Cell cycle pathway. Tumor suppressor genes (CDKN1A/p21, CDKN1C/p57, RBL2/p130) and the cyclin D family were overexpressed in normal lung tissue while there was type-specific overexpression of oncogenes, cyclins, cyclin dependent kinases, and other cell cycle driving genes in tumors. Genes belonging to the mini-chromosome maintenance complex were overexpressed in squamous and small-cell lung cancer, as well as in mesothelioma. The same genes were not differentially expressed in AD and downregulated in COID. Fifty-six out of 63 genes in the Cell Cycle pathway were overexpressed in SQ, including CCNE/CDK2, CCNA/CDK2, CCNA/CDK1, CCNB/CDK1 complexes, BUB1, BUB1B, BUB3, and MYC oncogenes, damage response genes (ATR, CHEK1/2) and five genes of the 14-3-3 family. Red is overexpressed, dark green downregulated. SQ, squamous type; AD, adenocarcinoma; SCLC, small-cell lung cancer; COID, carcinoid; MESO, mesothelioma.

Figure 7

Nucleotide excision repair (NER) pathway. Genes belonging to all the principal DNA repair systems were predominantly overexpressed in tumors. The NER is the most analyzed pathway related to cisplatin resistance. In normal lung tissue (Normal), only one DNA repair gene was overexpressed, the XPC. In the COID, SCLC, SQ, and MESO tumors, an array of genes was overexpressed. Key genes of the whole repair process were overexpressed. In the SQ, 25 NER genes were differentially expressed, and only four were downregulated, the CUL4, XPD, ERCC2, and ERCC8. The most heterogeneous tumor group, AD, had the least NER genes overexpressed. Red indicates significantly overexpression, dark green significant downregulation, and light green no differential expression. COID, carcinoids; AD, adenocarcinoma; SCLC, small-cell lung cancer; SQ, Squamous cell lung cancer; MESO, mesothelioma.

Figure 8

Homologous recombination (HR) pathway. The HR is the principal, non-error-prone, repair mechanism for DNA double-strand breaks. SQ and SCLC had 10 of 11 overexpressed genes throughout the pathway, including the very important BRCA2, RAD51 paralogs, and BLM (Bloom syndrome mutated).

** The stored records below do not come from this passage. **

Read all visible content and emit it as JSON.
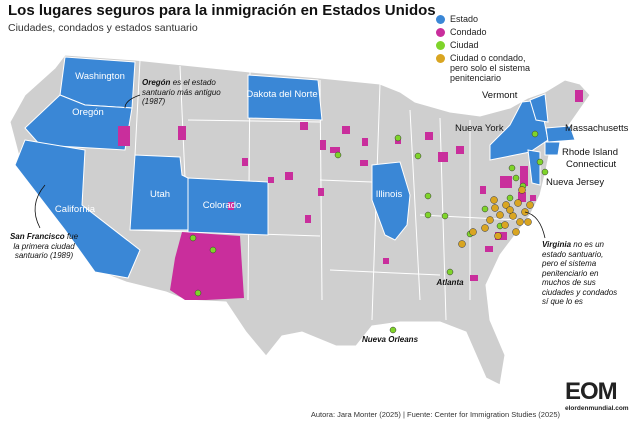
{
  "header": {
    "title": "Los lugares seguros para la inmigración en Estados Unidos",
    "subtitle": "Ciudades, condados y estados santuario"
  },
  "legend": [
    {
      "label": "Estado",
      "color": "#3a87d6"
    },
    {
      "label": "Condado",
      "color": "#c92e9c"
    },
    {
      "label": "Ciudad",
      "color": "#7fd42a"
    },
    {
      "label": "Ciudad o condado, pero solo el sistema penitenciario",
      "color": "#d9a521"
    }
  ],
  "state_labels": [
    "Washington",
    "Oregón",
    "California",
    "Utah",
    "Colorado",
    "Dakota del Norte",
    "Illinois",
    "Nueva York",
    "Vermont",
    "Massachusetts",
    "Rhode Island",
    "Connecticut",
    "Nueva Jersey"
  ],
  "city_labels": [
    "Atlanta",
    "Nueva Orleans"
  ],
  "annotations": [
    {
      "lead": "Oregón",
      "text": "es el estado santuario más antiguo (1987)"
    },
    {
      "lead": "San Francisco",
      "text": "fue la primera ciudad santuario (1989)"
    },
    {
      "lead": "Virginia",
      "text": "no es un estado santuario, pero el sistema penitenciario en muchos de sus ciudades y condados sí que lo es"
    }
  ],
  "footer": {
    "source": "Autora: Jara Monter (2025) | Fuente: Center for Immigration Studies (2025)",
    "logo": "EOM",
    "site": "elordenmundial.com"
  }
}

Red indicates significantly overexpression, dark green significant downregulation, and light green no differential expression. COID, carcinoids; AD, adenocarcinoma; SCLC, small-cell lung cancer; SQ, Squamous cell lung cancer; MESO, mesothelioma.

Figure 9

Vascular smooth muscle contraction pathway. Genes belonging to the vascular smooth muscle contraction pathway were significantly overrepresented and upregulated in normal tissue (15/36 genes, p < 0.0001). None of the genes of the smooth muscle cell membrane (according to KEGG pathways) were overexpressed in SQ, SCLC, and mesothelioma. Red indicates significantly overexpression, dark green significant downregulation, and light green no differential expression. COID, carcinoids; AD, adenocarcinoma; SCLC, small- cell lung cancer; SQ, squamous cell lung cancer; MESO, mesothelioma.